A while back, in a post titled The Rising Fall of the American Empire, I offered some thoughts about the parallels between ancient Rome and the United States. I’m certainly not the first or only person who has noted the striking similarities. Now that we are only days away from electing our next president, I’ve found myself contemplating the choice in terms, not of who can best keep America foremost among the nations of the earth, but of which candidate would best shepherd us into the inevitable sunset of Superpowerdom.
We don’t have to look all the way back to Rome to see what kind of national leader arises within a fading empire. Great Britain provides a modern glimpse of the evolution from formidable sovereigns of global dominance to affable, intelligent, but benign nursemaid of a nation’s dotage. Before the American hegemony, Great Britain’s was the empire upon which the sun never set. But as her power waned, the character of her leaders changed too. The British monarchy slowly but surely ebbed from the 19th century’s towering dominatrix Elizabeth, spiked at the wartime nova Winston Churchill, hesitated at his distant echo Margaret Thatcher, ultimately to ease into the very likeable, but decidedly tame Tony Blair, who set the tone for governing a marginal nation of faded glory.

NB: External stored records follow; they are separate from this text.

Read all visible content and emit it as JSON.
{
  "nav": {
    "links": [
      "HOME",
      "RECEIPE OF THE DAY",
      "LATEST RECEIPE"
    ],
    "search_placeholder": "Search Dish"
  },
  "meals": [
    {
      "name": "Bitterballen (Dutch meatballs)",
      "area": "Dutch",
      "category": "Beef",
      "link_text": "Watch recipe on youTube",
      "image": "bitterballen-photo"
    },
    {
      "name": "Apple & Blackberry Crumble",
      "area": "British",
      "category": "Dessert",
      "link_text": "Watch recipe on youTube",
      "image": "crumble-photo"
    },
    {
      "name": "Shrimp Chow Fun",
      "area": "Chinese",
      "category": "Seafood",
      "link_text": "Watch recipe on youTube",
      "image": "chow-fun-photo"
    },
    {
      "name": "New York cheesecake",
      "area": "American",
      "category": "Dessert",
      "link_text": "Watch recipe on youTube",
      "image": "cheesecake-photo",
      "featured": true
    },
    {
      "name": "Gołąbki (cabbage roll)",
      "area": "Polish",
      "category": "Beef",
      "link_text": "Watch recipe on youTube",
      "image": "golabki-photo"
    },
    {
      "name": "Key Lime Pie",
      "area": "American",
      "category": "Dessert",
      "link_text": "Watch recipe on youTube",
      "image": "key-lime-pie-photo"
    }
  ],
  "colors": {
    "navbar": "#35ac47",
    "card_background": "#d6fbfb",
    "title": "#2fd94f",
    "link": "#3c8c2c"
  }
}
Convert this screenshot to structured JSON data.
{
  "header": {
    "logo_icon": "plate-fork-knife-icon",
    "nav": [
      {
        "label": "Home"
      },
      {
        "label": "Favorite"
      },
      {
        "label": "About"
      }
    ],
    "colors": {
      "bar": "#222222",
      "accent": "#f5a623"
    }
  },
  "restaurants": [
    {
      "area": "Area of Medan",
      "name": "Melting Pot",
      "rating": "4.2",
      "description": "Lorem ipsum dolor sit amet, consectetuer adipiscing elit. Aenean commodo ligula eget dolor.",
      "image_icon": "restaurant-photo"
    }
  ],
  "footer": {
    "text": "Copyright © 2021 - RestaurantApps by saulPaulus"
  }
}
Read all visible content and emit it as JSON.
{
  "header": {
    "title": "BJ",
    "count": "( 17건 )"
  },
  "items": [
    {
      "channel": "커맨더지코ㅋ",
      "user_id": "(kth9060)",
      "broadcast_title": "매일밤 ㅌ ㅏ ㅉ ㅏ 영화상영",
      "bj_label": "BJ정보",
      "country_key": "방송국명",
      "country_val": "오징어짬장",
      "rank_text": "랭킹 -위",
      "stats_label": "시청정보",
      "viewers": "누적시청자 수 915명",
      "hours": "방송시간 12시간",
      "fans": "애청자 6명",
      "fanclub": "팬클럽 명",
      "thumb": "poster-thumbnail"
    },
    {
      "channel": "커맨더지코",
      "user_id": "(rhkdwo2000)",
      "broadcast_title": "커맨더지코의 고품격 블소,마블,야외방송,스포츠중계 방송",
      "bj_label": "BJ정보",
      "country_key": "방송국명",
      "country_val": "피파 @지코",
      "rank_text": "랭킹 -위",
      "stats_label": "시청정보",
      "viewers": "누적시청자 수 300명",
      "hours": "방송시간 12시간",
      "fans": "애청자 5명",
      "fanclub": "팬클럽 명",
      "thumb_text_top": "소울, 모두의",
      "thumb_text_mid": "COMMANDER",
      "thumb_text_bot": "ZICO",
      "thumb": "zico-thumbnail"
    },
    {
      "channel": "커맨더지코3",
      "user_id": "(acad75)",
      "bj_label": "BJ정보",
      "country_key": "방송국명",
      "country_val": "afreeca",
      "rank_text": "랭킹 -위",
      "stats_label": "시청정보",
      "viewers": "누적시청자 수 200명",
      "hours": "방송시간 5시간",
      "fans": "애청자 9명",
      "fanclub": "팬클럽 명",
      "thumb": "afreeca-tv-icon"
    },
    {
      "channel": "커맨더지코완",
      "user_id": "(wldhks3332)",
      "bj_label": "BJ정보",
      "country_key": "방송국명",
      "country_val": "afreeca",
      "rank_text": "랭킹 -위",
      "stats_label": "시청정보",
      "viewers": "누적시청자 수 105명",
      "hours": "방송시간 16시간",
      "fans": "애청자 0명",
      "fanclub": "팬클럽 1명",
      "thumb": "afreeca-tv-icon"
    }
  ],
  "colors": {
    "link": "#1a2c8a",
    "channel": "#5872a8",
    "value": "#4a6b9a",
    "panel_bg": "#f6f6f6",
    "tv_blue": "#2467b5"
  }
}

By most accounts, America has already seen its last days as the world’s rightful overlord. There is a growing consensus (among conservatives and liberals alike) that the time is past for well-meaning but pugnacious leaders like George W. Bush who are convinced that the United States must remain the unrivaled power broker in the world. Insistence on unilateral privilege feels archaic and more often than not proves polarizing and unproductive. The need of the times, it seems, is a less strident, less prickly White House, one that does not define the United States by its enemies or insist that the U.S. play both savior and supreme judge of the world.
As I have been contemplating the choice between Senator McCain and Senator Obama, I have begun to ask, not which man most closely reflects my own perspectives, but which candidate would best preside over what I believe is the nation’s deserved, divinely mandated slide toward political twilight. This is a surprising consideration, one based not on the direction I think the country should go but on where I think it will go.
John McCain strikes me as someone who would not ride easy into the sunset of empire. His is an equation of good and evil, of inconvenient but inescapable responsibilities, of resistance. He is the levy protecting against the storm surge of hostile powers. He is Rocky Balboa who, in spite of the ravages of time, is always up for a fight. Obama, on the other hand, strikes me as one who could make the journey into memory palatable. He is reassuring, fueling comfort and hope by redefining the terms of engagement. He is a bright window to a cosmos that is essentially benevolent, a cosmos which would surely not assault a people who are reasonable, open, and self affirming. Obama is the sage who will help us like ourselves again.
The question is not which candidate can save us from national decline, but which one would best help us make the political and psychological transition from undisputed heavyweight champion of the world to a gracious, soft-spoken relic of a former glory. Which is the man who will teach us the beauty of eclipse? Who will shield us from our failures? Who will quiet the migraine of manifest destiny?